October 16, 2015
In the latest advance to boost the speed of the Internet, a research team including, the City College of New York, University of Southern California, University of Glasgow, and Corning Incorporated, demonstrates a way to increase the data speeds of optical fibers – considered the Internet’s backbone.
"Optical fibers can be sped up by ‘twisting’ data; multiple data streams are transmitted and received as different twists of light," says Giovanni Milione, a City College doctoral student at the time. “Thought impossible using standard optical fibers which untwist the data, corrupting it, we showed that if the data was digitally re-twisted, after it was received, it could be recovered.”
To digitally re-twist the data, the researchers borrowed a well-known technique of radio communication, referred to as ‘MIMO,’ used by cell phones and Wi-Fi routers every day. “Light’s twists were treated like antennas,” Milione explains. “Even if transmitted data was untwisted, it was received as a different twist (antenna) and recovered.”
As a proof of principal, the researchers successfully transmitted four data streams on four twists of light over 5 kilometers of standard optical fiber.
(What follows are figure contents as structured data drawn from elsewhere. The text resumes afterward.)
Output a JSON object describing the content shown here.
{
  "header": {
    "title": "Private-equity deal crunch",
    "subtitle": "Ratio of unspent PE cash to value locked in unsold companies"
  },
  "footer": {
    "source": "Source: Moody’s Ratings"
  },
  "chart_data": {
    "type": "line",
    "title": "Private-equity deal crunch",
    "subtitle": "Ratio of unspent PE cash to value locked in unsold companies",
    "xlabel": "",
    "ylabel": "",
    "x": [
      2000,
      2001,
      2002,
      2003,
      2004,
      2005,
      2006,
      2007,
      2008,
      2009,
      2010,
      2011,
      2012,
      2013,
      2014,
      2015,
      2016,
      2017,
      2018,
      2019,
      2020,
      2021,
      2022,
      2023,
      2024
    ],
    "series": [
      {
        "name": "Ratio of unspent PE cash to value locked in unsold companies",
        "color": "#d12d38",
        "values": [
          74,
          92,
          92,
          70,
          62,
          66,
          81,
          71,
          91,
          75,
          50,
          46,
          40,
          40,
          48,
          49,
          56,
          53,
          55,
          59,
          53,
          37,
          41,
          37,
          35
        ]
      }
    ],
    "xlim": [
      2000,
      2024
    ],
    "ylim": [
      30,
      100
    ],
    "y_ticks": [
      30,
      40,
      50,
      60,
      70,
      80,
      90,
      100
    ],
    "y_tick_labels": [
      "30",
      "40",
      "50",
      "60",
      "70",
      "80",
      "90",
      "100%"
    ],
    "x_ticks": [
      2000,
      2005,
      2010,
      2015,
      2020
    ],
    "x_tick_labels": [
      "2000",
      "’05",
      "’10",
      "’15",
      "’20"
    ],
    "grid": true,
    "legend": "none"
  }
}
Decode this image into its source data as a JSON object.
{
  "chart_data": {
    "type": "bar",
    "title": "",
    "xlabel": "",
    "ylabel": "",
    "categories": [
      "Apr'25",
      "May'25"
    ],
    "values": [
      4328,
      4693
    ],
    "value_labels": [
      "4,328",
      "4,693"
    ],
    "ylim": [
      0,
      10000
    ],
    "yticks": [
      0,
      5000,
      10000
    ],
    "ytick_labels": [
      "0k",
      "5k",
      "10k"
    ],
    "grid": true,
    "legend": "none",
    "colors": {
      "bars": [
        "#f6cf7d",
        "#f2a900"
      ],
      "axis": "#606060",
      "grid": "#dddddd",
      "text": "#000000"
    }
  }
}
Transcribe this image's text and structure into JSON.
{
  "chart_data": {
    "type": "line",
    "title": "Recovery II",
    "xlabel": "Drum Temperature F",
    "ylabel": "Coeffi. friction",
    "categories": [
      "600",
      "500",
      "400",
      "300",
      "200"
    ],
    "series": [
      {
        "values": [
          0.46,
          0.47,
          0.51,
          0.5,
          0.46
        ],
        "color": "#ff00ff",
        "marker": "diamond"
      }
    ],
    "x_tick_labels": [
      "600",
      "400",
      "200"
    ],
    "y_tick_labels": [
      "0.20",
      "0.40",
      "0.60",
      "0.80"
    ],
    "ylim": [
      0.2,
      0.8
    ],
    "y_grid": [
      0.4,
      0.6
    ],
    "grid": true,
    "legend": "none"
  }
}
A key to their experiment was a University of Glasgow-made device that separates and combines light's twists as a prism does color.
“This development could offer a solution to the insatiable needs of data-driven social media, such as, Facebook and YouTube, which continually push optical fiber data speed limits,” said Distinguished Professor of Physics Robert R. Alfano.
The research, supported by the Defense Advanced Research Projects Agency, the Army Research Office, and Corning Incorporated, appears in the journal, “Nature: Scientific Reports."